Graphing Quadratic Functions Calculator

Quadratic Function Graphing Calculator

Understanding Quadratic Functions and Their Graphs

A quadratic function is a polynomial function of degree two. Its graph is a U-shaped curve called a parabola. These functions are fundamental in mathematics, physics, engineering, and economics, describing phenomena from projectile motion to the shape of satellite dishes.

The Standard Form

The standard form of a quadratic function is given by:

f(x) = ax² + bx + c

Where:

• a, b, and c are real numbers.
• a ≠ 0 (If a were 0, the function would be linear, not quadratic).
• The value of a determines the direction and width of the parabola. If a > 0, the parabola opens upwards; if a < 0, it opens downwards. A larger absolute value of a makes the parabola narrower.
• The value of c is the y-intercept, where the graph crosses the y-axis (i.e., when x = 0, f(0) = c).

Key Properties of a Quadratic Graph

1. Vertex

The vertex is the turning point of the parabola. It's either the lowest point (minimum) if the parabola opens upwards, or the highest point (maximum) if it opens downwards. The coordinates of the vertex (h, k) can be found using the formulas:

h = -b / (2a)
k = f(h) = a(h)² + b(h) + c

2. Axis of Symmetry

This is a vertical line that passes through the vertex, dividing the parabola into two symmetrical halves. Its equation is simply:

x = -b / (2a)

3. Y-intercept

The point where the parabola intersects the y-axis.

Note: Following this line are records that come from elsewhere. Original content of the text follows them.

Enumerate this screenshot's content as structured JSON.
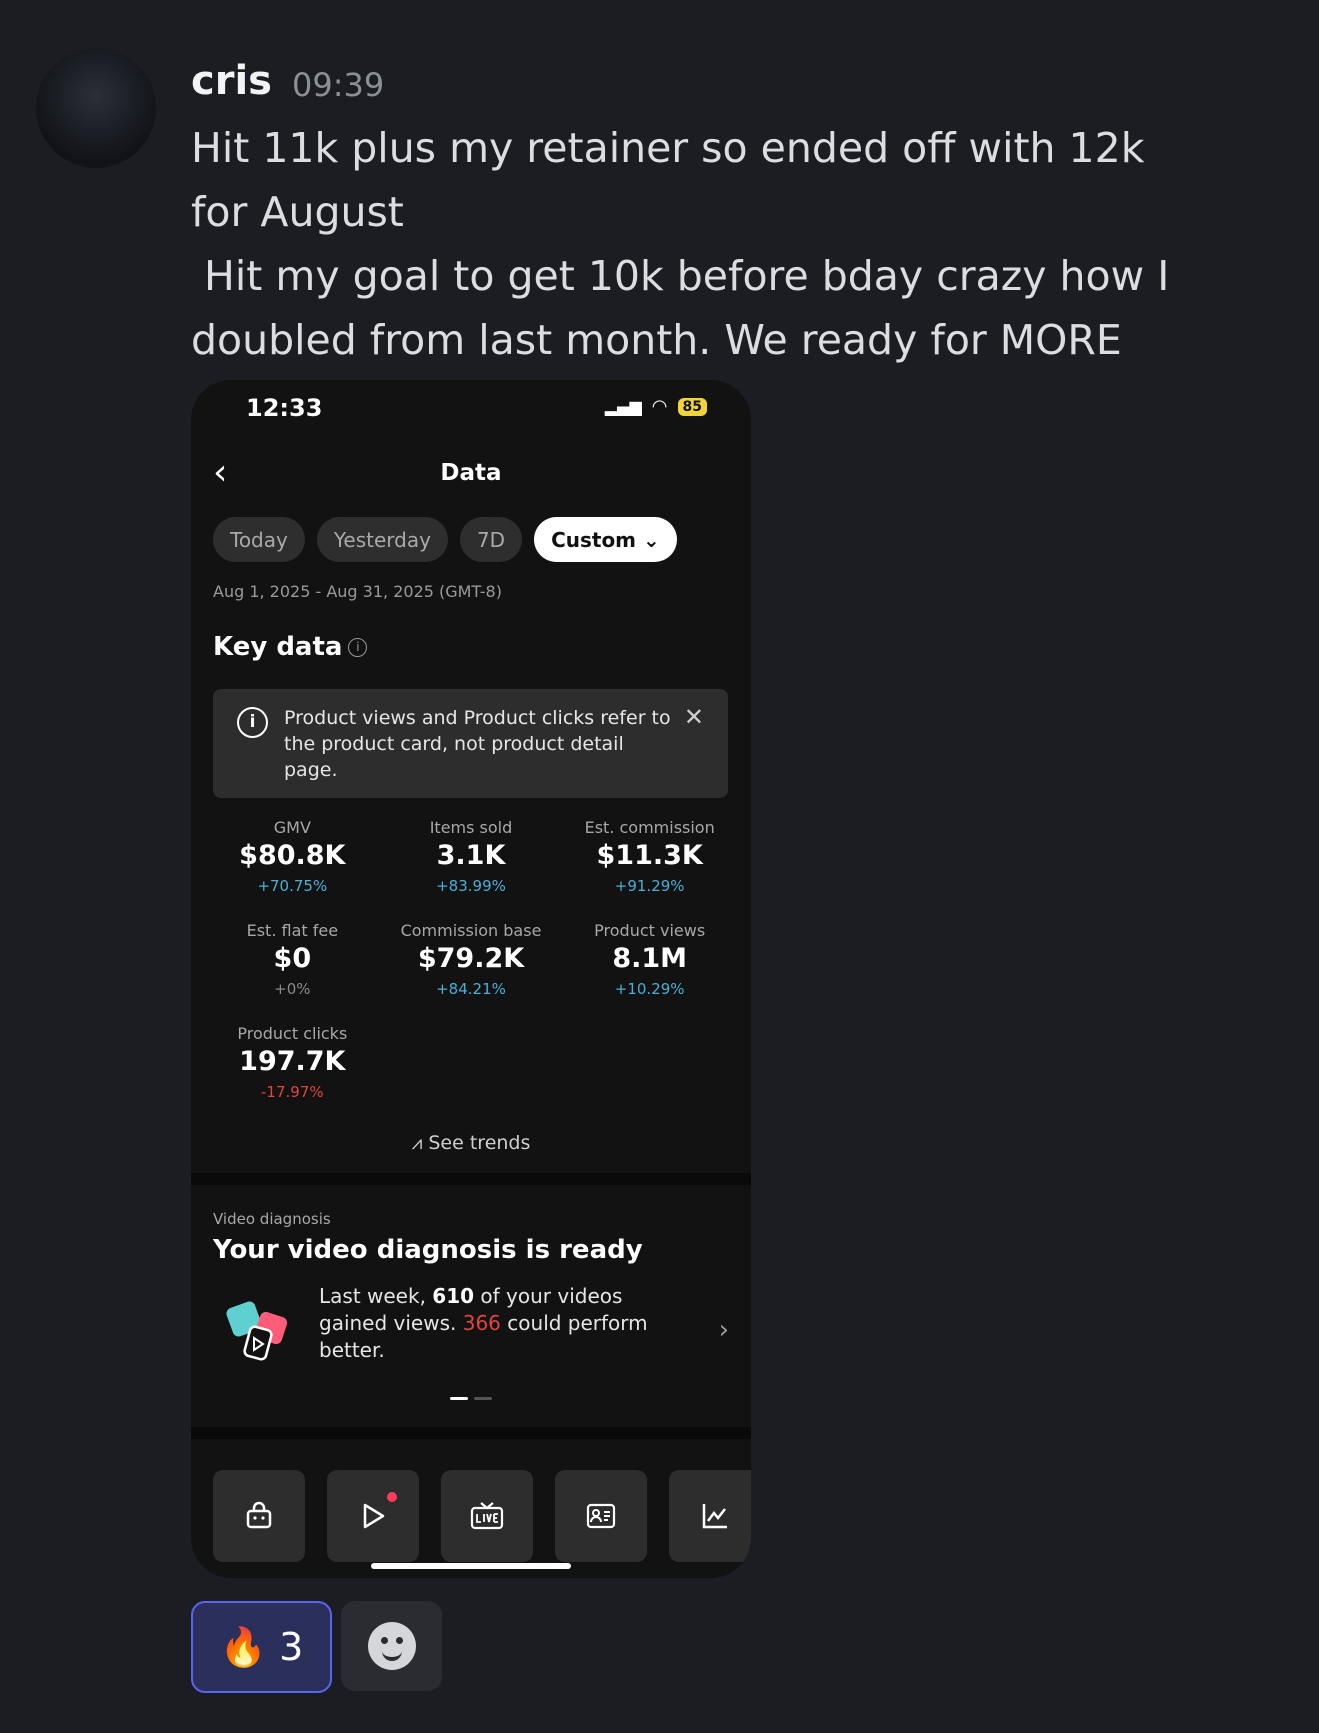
{
  "message": {
    "author": "cris",
    "time": "09:39",
    "text": "Hit 11k plus my retainer so ended off with 12k for August\n Hit my goal to get 10k before bday crazy how I doubled from last month. We ready for MORE"
  },
  "phone": {
    "status_time": "12:33",
    "battery": "85",
    "title": "Data",
    "tabs": [
      "Today",
      "Yesterday",
      "7D",
      "Custom ⌄"
    ],
    "date_range": "Aug 1, 2025 - Aug 31, 2025 (GMT-8)",
    "key_data_title": "Key data",
    "notice": "Product views and Product clicks refer to the product card, not product detail page.",
    "metrics": [
      {
        "label": "GMV",
        "value": "$80.8K",
        "delta": "+70.75%"
      },
      {
        "label": "Items sold",
        "value": "3.1K",
        "delta": "+83.99%"
      },
      {
        "label": "Est. commission",
        "value": "$11.3K",
        "delta": "+91.29%"
      },
      {
        "label": "Est. flat fee",
        "value": "$0",
        "delta": "+0%"
      },
      {
        "label": "Commission base",
        "value": "$79.2K",
        "delta": "+84.21%"
      },
      {
        "label": "Product views",
        "value": "8.1M",
        "delta": "+10.29%"
      },
      {
        "label": "Product clicks",
        "value": "197.7K",
        "delta": "-17.97%"
      }
    ],
    "see_trends": "See trends",
    "video_diagnosis": {
      "label": "Video diagnosis",
      "title": "Your video diagnosis is ready",
      "text_1": "Last week, ",
      "count_videos": "610",
      "text_2": " of your videos gained views. ",
      "count_better": "366",
      "text_3": " could perform better."
    }
  },
  "reaction": {
    "emoji": "🔥",
    "count": "3"
  },
  "colors": {
    "accent": "#5865f2",
    "positive": "#4ab0d9",
    "negative": "#e2453c"
  }
}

This occurs when x = 0. For f(x) = ax² + bx + c, the y-intercept is always (0, c).

4. X-intercepts (Roots/Zeros)

These are the points where the parabola intersects the x-axis, meaning f(x) = 0. They are also known as the roots or zeros of the quadratic equation. They can be found using the quadratic formula:

x = [-b ± sqrt(b² - 4ac)] / (2a)

5. Discriminant (Δ)

The term b² - 4ac from the quadratic formula is called the discriminant (Δ). It tells us about the nature and number of the x-intercepts (roots):

• If Δ > 0: There are two distinct real roots, meaning the parabola crosses the x-axis at two different points.
• If Δ = 0: There is exactly one real root (a repeated root), meaning the parabola touches the x-axis at its vertex.
• If Δ < 0: There are no real roots, meaning the parabola does not intersect the x-axis. In this case, there are two complex conjugate roots.

How to Use the Calculator

Simply input the coefficients a, b, and c from your quadratic function f(x) = ax² + bx + c into the respective fields. The calculator will instantly provide you with the vertex coordinates, axis of symmetry, y-intercept, discriminant, and the nature and values of the x-intercepts (roots).

Examples:

Example 1: Two Real Roots
Consider the function: f(x) = x² - 4x + 3
Here, a = 1, b = -4, c = 3.

• Vertex: x = -(-4)/(2*1) = 2; y = (2)² – 4(2) + 3 = 4 – 8 + 3 = -1. Vertex is (2, -1).
• Axis of Symmetry: x = 2.
• Y-intercept: (0, 3).
• Discriminant: (-4)² – 4(1)(3) = 16 – 12 = 4. (Δ > 0, so two real roots).
• X-intercepts: x = [4 ± sqrt(4)] / (2*1) = [4 ± 2] / 2. So, x1 = 3, x2 = 1.

Example 2: One Real Root
Consider the function: f(x) = 2x² + 4x + 2
Here, a = 2, b = 4, c = 2.

• Vertex: x = -4/(2*2) = -1; y = 2(-1)² + 4(-1) + 2 = 2 – 4 + 2 = 0. Vertex is (-1, 0).
• Axis of Symmetry: x = -1.
• Y-intercept: (0, 2).
• Discriminant: (4)² – 4(2)(2) = 16 – 16 = 0. (Δ = 0, so one real root).
• X-intercepts: x = [-4 ± sqrt(0)] / (2*2) = -4 / 4 = -1. So, x1 = x2 = -1.

Example 3: No Real Roots
Consider the function: f(x) = x² + x + 1
Here, a = 1, b = 1, c = 1.

• Vertex: x = -1/(2*1) = -0.5; y = (-0.5)² + (-0.5) + 1 = 0.25 – 0.5 + 1 = 0.75. Vertex is (-0.5, 0.75).
• Axis of Symmetry: x = -0.5.
• Y-intercept: (0, 1).
• Discriminant: (1)² – 4(1)(1) = 1 – 4 = -3. (Δ < 0, so no real roots).
• X-intercepts: x = [-1 ± sqrt(-3)] / (2*1) = [-1 ± i*sqrt(3)] / 2. Complex roots.